The faint colour of the crimsoning maples was now in her cheek; the light of the autumn evening was in her eyes; the soft vitality of September was in her motions. She was attractively alive. Her hair waved back from her forehead with natural grace; her small feet, with perfect ankles, made her foothold secure and sedately joyous. Her brown hand-yet not so brown after all-held her hat lightly, and was, somehow, like a signal out of a world in which his hopes were lost for the present.

She was dearer to him than all the rest of the world; and he had in his hand what kept them apart-a sentence of death, unless he escaped from the wanton calling him to fulfil duties into which he had been tricked. Luzanne Larue had a terrible hold over him. He gripped the letter in his pocket as a Hopi Indian does the body of a poisonous snake. The rosy sunset gave the girl's face a reflected spiritual glamour; it made her, suddenly, a bewildering figure. Somehow, she seemed a great distance from him-as one detached and unfamiliar.

He suddenly felt she knew more than it was possible she should know. As she flashed an inquiry into his eyes, it was as though she said: "Why don't you tell me everything, and I will help you?" Or, was it: "Why don't you tell me everything and end it all?" He longed to press her to his breast, as he had once done in the woods when Denzil had been injured, but that was not possible. The thought of that far-off day made him say to her, rather futilely:

"How is Denzil? How is Denzil?"

There was swift surprise in her face. She seemed dumbfounded, and then she said:

"Denzil! He's all right, but he does not like your Mr. Tarboe."

"My Mr. Tarboe! Where do I come in?"

"Well, he's got what you ought to have had," was the reply. "What you would have had, weren't you a foolish fellow."

"I still don't understand how he is my Mr.
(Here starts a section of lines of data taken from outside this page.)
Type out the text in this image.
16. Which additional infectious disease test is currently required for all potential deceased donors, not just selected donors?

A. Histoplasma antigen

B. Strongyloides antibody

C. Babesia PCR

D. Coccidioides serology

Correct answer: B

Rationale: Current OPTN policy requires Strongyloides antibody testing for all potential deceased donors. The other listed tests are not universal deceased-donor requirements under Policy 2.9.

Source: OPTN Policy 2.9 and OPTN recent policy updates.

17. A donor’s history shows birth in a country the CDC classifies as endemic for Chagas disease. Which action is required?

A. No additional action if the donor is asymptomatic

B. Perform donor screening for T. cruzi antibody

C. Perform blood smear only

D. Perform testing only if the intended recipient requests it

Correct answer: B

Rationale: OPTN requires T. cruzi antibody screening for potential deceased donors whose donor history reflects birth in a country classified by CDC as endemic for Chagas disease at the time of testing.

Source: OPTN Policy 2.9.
Tarboe."

"Well, he wouldn't have been in your father's life if it weren't for you; if you had done what your father wished you to do, had-"
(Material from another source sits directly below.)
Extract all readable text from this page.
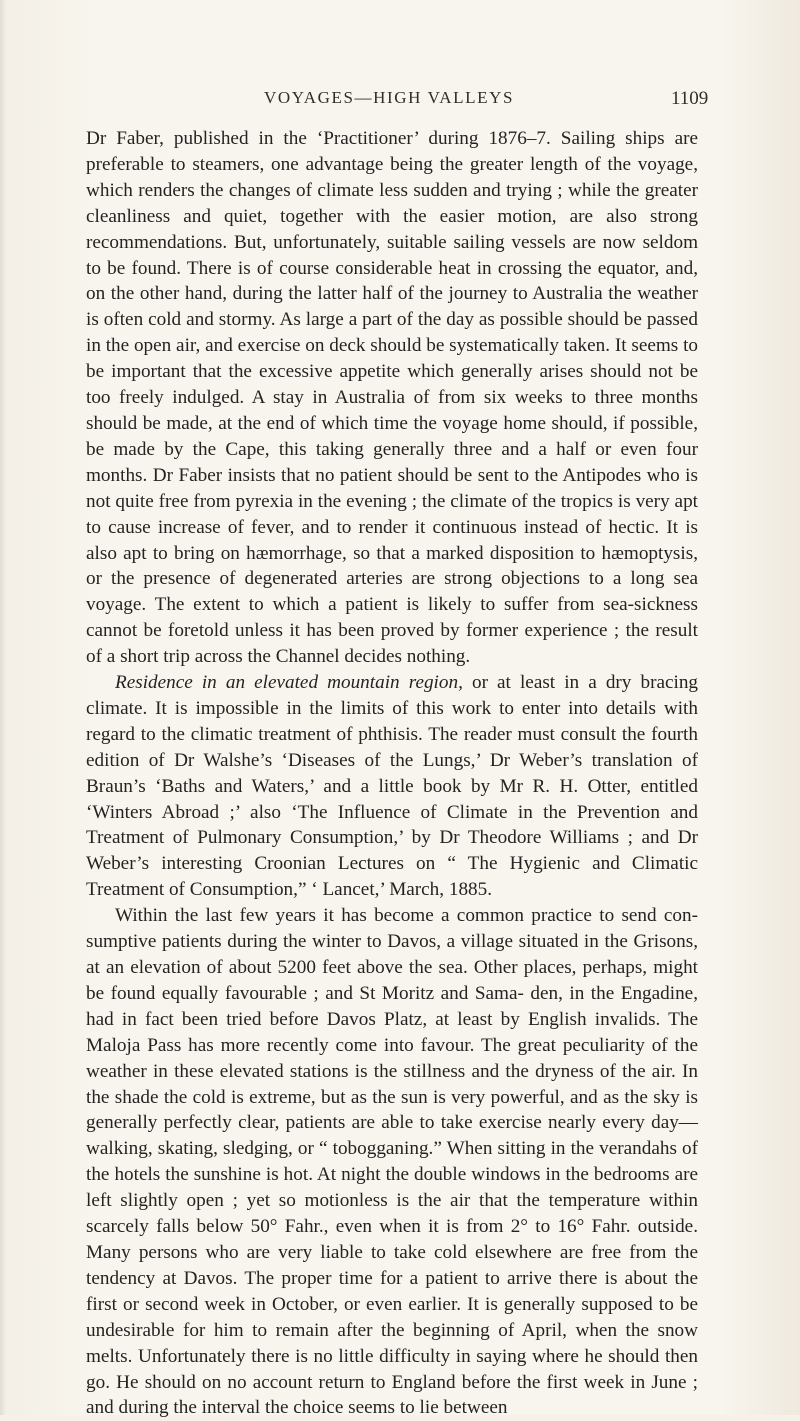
VOYAGES—HIGH VALLEYS	1109

Dr Faber, published in the ‘Practitioner’ during 1876–7. Sailing ships are preferable to steamers, one advantage being the greater length of the voyage, which renders the changes of climate less sudden and trying ; while the greater cleanliness and quiet, together with the easier motion, are also strong recommendations. But, unfortunately, suitable sailing vessels are now seldom to be found. There is of course considerable heat in crossing the equator, and, on the other hand, during the latter half of the journey to Australia the weather is often cold and stormy. As large a part of the day as possible should be passed in the open air, and exercise on deck should be systematically taken. It seems to be important that the excessive appetite which generally arises should not be too freely indulged. A stay in Australia of from six weeks to three months should be made, at the end of which time the voyage home should, if possible, be made by the Cape, this taking generally three and a half or even four months. Dr Faber insists that no patient should be sent to the Antipodes who is not quite free from pyrexia in the evening ; the climate of the tropics is very apt to cause increase of fever, and to render it continuous instead of hectic. It is also apt to bring on hæmorrhage, so that a marked disposition to hæmoptysis, or the presence of degenerated arteries are strong objections to a long sea voyage. The extent to which a patient is likely to suffer from sea-sickness cannot be foretold unless it has been proved by former experience ; the result of a short trip across the Channel decides nothing.

Residence in an elevated mountain region, or at least in a dry bracing climate. It is impossible in the limits of this work to enter into details with regard to the climatic treatment of phthisis. The reader must consult the fourth edition of Dr Walshe’s ‘Diseases of the Lungs,’ Dr Weber’s translation of Braun’s ‘Baths and Waters,’ and a little book by Mr R. H. Otter, entitled ‘Winters Abroad ;’ also ‘The Influence of Climate in the Prevention and Treatment of Pulmonary Consumption,’ by Dr Theodore Williams ; and Dr Weber’s interesting Croonian Lectures on “ The Hygienic and Climatic Treatment of Consumption,” ‘ Lancet,’ March, 1885.

Within the last few years it has become a common practice to send con- sumptive patients during the winter to Davos, a village situated in the Grisons, at an elevation of about 5200 feet above the sea. Other places, perhaps, might be found equally favourable ; and St Moritz and Sama- den, in the Engadine, had in fact been tried before Davos Platz, at least by English invalids. The Maloja Pass has more recently come into favour. The great peculiarity of the weather in these elevated stations is the stillness and the dryness of the air. In the shade the cold is extreme, but as the sun is very powerful, and as the sky is generally perfectly clear, patients are able to take exercise nearly every day—walking, skating, sledging, or “ tobogganing.” When sitting in the verandahs of the hotels the sunshine is hot. At night the double windows in the bedrooms are left slightly open ; yet so motionless is the air that the temperature within scarcely falls below 50° Fahr., even when it is from 2° to 16° Fahr. outside. Many persons who are very liable to take cold elsewhere are free from the tendency at Davos. The proper time for a patient to arrive there is about the first or second week in October, or even earlier. It is generally supposed to be undesirable for him to remain after the beginning of April, when the snow melts. Unfortunately there is no little difficulty in saying where he should then go. He should on no account return to England before the first week in June ; and during the interval the choice seems to lie between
"Had sold myself for gold-my freedom, my health, everything to help my father's business! I don't see why he should expect that what he's doing some one else should do-"

"That Belloc would do, that Belloc and Fabian would do," said the girl.

"Yes, that's it-what they two would do. There's no genius in it, though my father comes as near being a genius as any man alive. But there's a screw loose somewhere.... It wasn't good enough for me. It didn't give me a chance-in things that are of the mind, the spirit-my particular gifts, whatever they are. They would have chafed against that life."

"In other words, you're a genius, which your father isn't," the girl said almost sarcastically.

A disturbed look came into Carnac's eyes. "I'd have liked my father to be a genius. Then we'd have hit it off together. I don't ever feel the things he does are the things I want to do; or the things he says are those I'd like to say. He's a strange man. He lives alone. He never was really near Fabian or me. We were his sons, but though Fabian is a little bit like him in appearance, I'm not, and never was. I always feel that-" He paused, and she took up the tale:

"That he wasn't the father you'd have made for yourself, eh!"

"I suppose that's it. Conceit, ain't

it? Perhaps the facts are, I'm one of the most useless people that ever wore a coat. Perhaps the things I do aren't going to live beyond me."

"It seems as though your father's business is going to live after him, doesn't it?" the girl asked mockingly. "Where are you going now?" she added.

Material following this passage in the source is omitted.